Who takes their 2-year old to a movie? Oh, me.
The plot of the movie was that Merlin has turned Morgan into a rat, and sent the Magic Treehouse into the woods surrounding Jack and Annie's town. Jack and Annie must journey to different times to collect four medallions to stick into grooves on the front of a book. When that happens, a miracle will occur. The audience knows that the rat called peanuts is actually Morgan, but although Jack and Annie encounter Morgan on their second adventure, they don't realize the rat is her.

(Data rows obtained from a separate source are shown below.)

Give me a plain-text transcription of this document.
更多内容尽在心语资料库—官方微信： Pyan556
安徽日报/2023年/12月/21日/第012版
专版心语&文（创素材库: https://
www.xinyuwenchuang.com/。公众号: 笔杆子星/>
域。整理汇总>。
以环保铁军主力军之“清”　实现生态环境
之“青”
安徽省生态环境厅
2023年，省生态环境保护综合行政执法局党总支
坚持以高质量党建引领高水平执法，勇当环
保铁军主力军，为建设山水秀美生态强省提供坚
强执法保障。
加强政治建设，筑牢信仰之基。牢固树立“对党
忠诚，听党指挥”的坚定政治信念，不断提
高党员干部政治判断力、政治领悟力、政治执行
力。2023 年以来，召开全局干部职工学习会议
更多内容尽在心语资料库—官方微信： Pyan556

When I read the synopsis in Japanese I thought it would be about the first four books (Dinosaurs Before Dawn, The Knight at Dawn, Mummies in the Morning, Pirates Past Noon) and that is what I ordered and read. It was actually the first two and fourth, but the mummy adventure was replaced by Vacation under the Volcano (CAN, JP, USA), which is No. 13 in the Magic Treehouse series.
This is the one book I had wanted to avoid, as we live only a few kilometres from an extremely active Stratovolcano, just like Vesuvius. Actually, my city is twinned with Naples due to the fear of the volcano we have in common. So watching Vesuvius erupt while the citizens of Pompeii, and Jack and Annie, run for their lives, would not have been my pick for a first movie for my kids. It turned out all right, I was more scared than my kids were, and I found the depictions to be pretty accurate (not that I was around then!), more accurate than The Fires of Pompeii when Doctor Who and his companion Donna visited Pompeii on the same day. The preceding earthquakes and lightning striking the volcano were particularly well done.
I am not a big fan of the Japanese anime style. I do not like the small mouths, same noses, and giant eyes. This is just a personal aesthetic preference though, it was well-done and I was able to move past that and enjoy the scenery. Jack and Annie seemed pretty true to their depictions in the books despite Jack getting a giggly girlfriend. I could accept the change of Morgan to a rat (not anywhere as cute as Remi) from a parrot because I think that worked well to tie the story into a single 1.5 hour escapade. It seems like they have purposely made it possible to have a sequel as well, as now Merlin needs to be saved.
My only real problem with the movie is the Shakespeare was misspelled as Shakespear on a book carried by Jack's love interest, which could be fixed in post-editing if they release this abroad with English subtitles.
The big thing for me was that even though we watched the movie in Japanese, my kids could speak about it afterwards with me in English. Reading the books beforehand, even though the volcano adventure wasn't one of them, gave them the vocab to be able to do that. As soon as we got home Spinky made me order the next four as well. Two thumbs up on creating interest in chapter books!
I can't believe I am saying this, but this was actually worth the expense of taking both kids to the movies, it was a great afternoon.